Allah ta'ala juga berfirman (yang artinya), "Pada hari (kiamat) ketika tidak lagi bermanfaat harta maupun keturunan, kecuali bagi orang yang menghadap Allah dengan hati yang selamat." (QS. asy-Syu'araa' : 88-89). Untuk memperjelas kandungan ayat yang mulia ini, marilah kita simak keterangan al-Hafizh Ibnu Katsir rahimahullah dalam tafsirnya… Artinya; tidaklah berguna harta yang dimiliki oleh seorang manusia -meskipun dia berikan emas sepenuh isi bumi- untuk menebus adzab Allah, demikian juga anak keturunannya bahkan meskipun seluruh manusia yang ada di muka bumi ini dia pergunakan untuk menebus adzab itu niscaya tidak akan diterima oleh Allah. Sebab pada hari itu tidak ada yang bermanfaat selain keimanan kepada Allah, keikhlasan dalam beragama kepada-Nya, dan juga sikap berlepas diri dari kesyirikan dan pelaku-pelakunya. Oleh karena itu Allah menyatakan (yang artinya), "kecuali bagi orang yang menghadap Allah dengan hati yang selamat" maknanya; selamat dari kotoran dosa dan kesyirikan. Muhammad bin Sirin mengatakan, "Hati yang selamat bisa menyadari bahwa Allah adalah (sesembahan) yang haq. Dan meyakini bahwa hari kiamat itu pasti datang tanpa ada keraguan padanya, dan Allah pasti membangkitkan orang-orang yang sudah terkubur." Sedangkan Ibnu Abbas radhiyallahu'anhuma menjelaskan makna "kecuali orang yang menghadap Allah dengan hati yang selamat" artinya, "Hati tersebut hidup dan mempersaksikan bahwa tidak ada yang berhak diibadahi selain Allah." Sementara Mujahid dan Al-Hasan menerangkan bahwa makna hati yang selamat yaitu bersih dari syirik. Sa'id bin al-Musayyib melengkapi bahwa makna hati yang selamat adalah hati yang sehat; yaitu hati seorang mukmin, karena hati orang kafir dan munafik adalah hati yang sakit. Sebagaimana hal itu Allah sebutkan (dalam ayat yang artinya), "Di dalam hati mereka terdapat penyakit." (QS. al-Baqarah : 10). Sedangkan Abu Utsman an-Naisaburi mengatakan, "Hati yang selamat itu adalah hati yang bersih dari bid'ah dan merasa tentram di atas as-Sunnah." (lihat Tafsir al-Qur'an al-'Azhim, 6/48).

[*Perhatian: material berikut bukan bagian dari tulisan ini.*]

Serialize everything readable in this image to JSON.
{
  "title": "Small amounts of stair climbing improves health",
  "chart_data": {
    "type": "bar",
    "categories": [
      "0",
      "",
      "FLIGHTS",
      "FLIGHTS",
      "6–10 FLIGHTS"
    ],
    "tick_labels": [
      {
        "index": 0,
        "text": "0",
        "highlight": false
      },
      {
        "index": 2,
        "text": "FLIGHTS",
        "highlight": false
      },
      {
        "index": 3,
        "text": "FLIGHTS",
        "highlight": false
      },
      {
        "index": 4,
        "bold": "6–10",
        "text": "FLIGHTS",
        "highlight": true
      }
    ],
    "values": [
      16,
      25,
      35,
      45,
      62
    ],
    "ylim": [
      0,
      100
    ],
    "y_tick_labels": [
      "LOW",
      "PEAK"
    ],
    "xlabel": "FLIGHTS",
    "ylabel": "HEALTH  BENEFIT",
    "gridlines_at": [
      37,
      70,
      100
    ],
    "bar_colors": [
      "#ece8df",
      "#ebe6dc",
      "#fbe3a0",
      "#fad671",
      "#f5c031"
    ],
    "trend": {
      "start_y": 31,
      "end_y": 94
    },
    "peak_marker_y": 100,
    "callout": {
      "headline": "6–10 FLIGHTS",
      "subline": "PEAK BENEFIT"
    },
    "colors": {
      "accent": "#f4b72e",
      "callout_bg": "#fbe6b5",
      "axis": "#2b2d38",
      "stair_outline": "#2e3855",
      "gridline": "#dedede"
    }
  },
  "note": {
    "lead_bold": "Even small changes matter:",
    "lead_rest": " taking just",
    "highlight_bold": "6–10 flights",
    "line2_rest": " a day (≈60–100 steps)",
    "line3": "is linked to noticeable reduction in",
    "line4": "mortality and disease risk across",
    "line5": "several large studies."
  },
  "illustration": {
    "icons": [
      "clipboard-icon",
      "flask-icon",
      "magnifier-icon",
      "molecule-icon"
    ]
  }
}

Ibnul Qayyim rahimahullah menyatakan bahwa hati tidak akan benar-benar bisa selamat kecuali jika terbebas dari lima hal; [1] syirik yang memupuskan tauhid, [2] bid'ah yang menyimpangkan dari as-Sunnah, [3] menuruti keinginan nafsu yang membuat berpaling dari perintah (syari'at), [4] kelalaian yang membuat dzikir terbengkalai, [5] hawa nafsu yang mengikis kemurnian ibadah dan keikhlasan (lihat ad-Daa' wa ad-Dawaa', hal. 138).


Ibnu Abil 'Izz al-Hanafi rahimahullah mengatakan (Syarh al-'Aqidah ath-Thahawiyah, tahqiq Al-Albani, hal. 274-275), "Ketahuilah, sesungguhnya hati bisa hidup dan bisa mati, bisa sakit dan bisa sehat. Hati merupakan unsur (non-fisik) yang paling agung di dalam tubuh. Allah ta'ala berfirman (yang artinya, "Apakah sama antara orang yang dahulunya mati kemudian Kami hidupkan dan Kami jadikan baginya cahaya untuk berjalan di antara manusia, dengan orang yang senasib dengannya namun tetap terkungkung di dalam kegelapan dan tidak bisa keluar darinya." (QS. al-An'am : 122). Maksudnya orang tersebut sebelumnya mati karena tenggelam dalam kekafiran, kemudian Kami (Allah) pun menghidupkan jiwanya dengan iman."


Beliau melanjutkan, "Hati yang sehat dan hidup apabila disodori kebatilan dan perkara-perkara yang buruk maka nalurinya akan mendorong untuk menjauhi hal itu dan membencinya serta tidak mau memperhatikannya. Berbeda keadaannya dengan hati yang mati. Hati yang mati tidak mampu membedakan baik dan buruk. Sebagaimana yang diungkapkan oleh Abdullah bin Mas'ud radhiyallahu'anhu, "Celakalah orang yang tidak memiliki hati yang dapat mengenal perkara ma'ruf dan mungkar." Begitu pula halnya hati yang sakit karena terjangkit (dikuasai) syahwat. Maka hati (yang sakit) semacam itu -karena kelemahannya- akan condong kepada kebatilan dan keburukan yang disodorkan kepadanya sesuai dengan kadar kuat-lemahnya penyakit tersebut." (hal. 275)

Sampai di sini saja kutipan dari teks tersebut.